MIKI Hiromutsu / MATSUZAKI Akihiro / MAWATARI Takashi

From the viewpoint of promoting green transformation (GX), establishing renewable energy as a main power source is desired. In this context, large‑scale rock‑bed thermal energy storage and energy management technology is attracting considerable interest as a solution for balancing electricity supply and demand, due to its significantly lower environmental burden, higher safety, and greater reliability compared with other energy storage technologies.

As part of the development of this technology, Toshiba Corporation has built a 500 kWh‑class mock-up test facility and conducted heat charging and discharging tests to grasp the energy storage capacity of the thermal storage tank, thereby establishing a technology to predict the temperature distribution in the tank. Utilizing these results, we are constructing a 10 MWh‑class demonstration system and planning to complete demonstration tests within FY 2026.

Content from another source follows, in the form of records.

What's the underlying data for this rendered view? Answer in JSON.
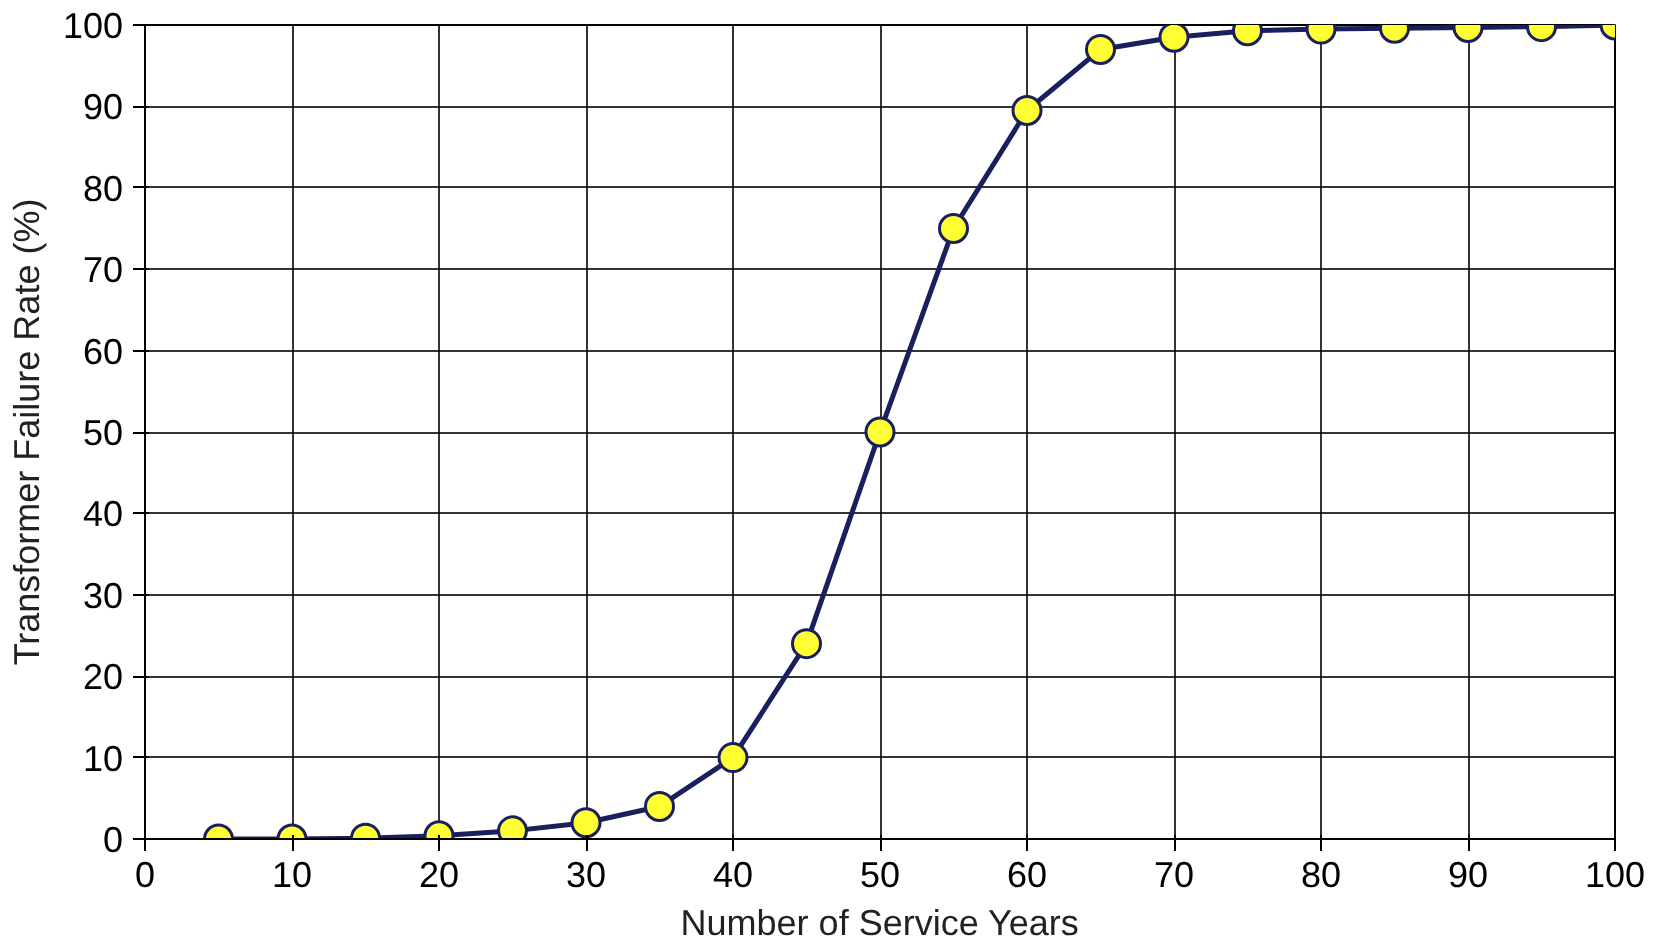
{
  "chart_data": {
    "type": "line",
    "xlabel": "Number of Service Years",
    "ylabel": "Transformer Failure Rate (%)",
    "x": [
      5,
      10,
      15,
      20,
      25,
      30,
      35,
      40,
      45,
      50,
      55,
      60,
      65,
      70,
      75,
      80,
      85,
      90,
      95,
      100
    ],
    "series": [
      {
        "color": "#1a1f5e",
        "values": [
          0,
          0,
          0.1,
          0.4,
          1,
          2,
          4,
          10,
          24,
          50,
          75,
          89.5,
          97,
          98.5,
          99.3,
          99.5,
          99.6,
          99.7,
          99.8,
          100
        ]
      }
    ],
    "xlim": [
      0,
      100
    ],
    "ylim": [
      0,
      100
    ],
    "xticks": [
      0,
      10,
      20,
      30,
      40,
      50,
      60,
      70,
      80,
      90,
      100
    ],
    "yticks": [
      0,
      10,
      20,
      30,
      40,
      50,
      60,
      70,
      80,
      90,
      100
    ],
    "grid": true,
    "marker": "circle",
    "line_style": "solid"
  }
}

KONDO Atsumi / TAMASHIRO Masaki / YAMAMOTO Takahiro

Toshiba Corporation offers a service that diagnoses the deterioration of existing battery storage systems incorporating SCiB™ cells and reports the results to customers.

To evaluate battery cell performance degradation, we have carried out a deterioration diagnosis of battery storage systems equipped with SCiB™ cells at 31 disaster-resilient photovoltaic installations at sites in Sendai City, using time-series battery data from this service and temperature data estimated using both data from the Japan Meteorological Agency and measurements taken at a typical site. From the results of estimations based on a voltage standard deviation method, we have confirmed that all evaluated battery storage systems maintained a capacity retention rate of more than 90% after approximately 10 years, thus demonstrating long service life of SCiB™. The battery deterioration diagnosis service will contribute to life-cycle cost reduction and renewal planning for battery storage systems.

MARUCHI Kohei / YAMAMOTO Takahiro / HATANO Hisaaki

The introduction of battery systems into social infrastructure has been accelerating in recent years with the increasing use of renewable energy and the electrification of mobility. State-of-health (SOH) monitoring of battery systems is therefore required for the stable operation of social infrastructure.

Toshiba Corporation has developed a voltage deviation method to estimate SOH from time-series operating data obtained from battery systems. In large-scale battery systems, however, it is difficult to detect local degradation and identify the degraded area from SOH alone. To address this issue, we have developed the following new monitoring technologies: (1) a technology to detect local degradation by using SOH_ratio, a new index derived from the distribution of maximum and minimum cell voltages in battery systems, together with the voltage deviation method focusing on the spread of the degraded battery voltage distribution; and (2) a technology to identify degraded battery modules by estimating identification (ID) information of battery modules, including measured maximum and minimum cell voltages and maximum temperature. We have confirmed the effectiveness of the new monitoring technologies by applying these technologies combined with SOH to electric buses and grid-connected battery energy storage systems.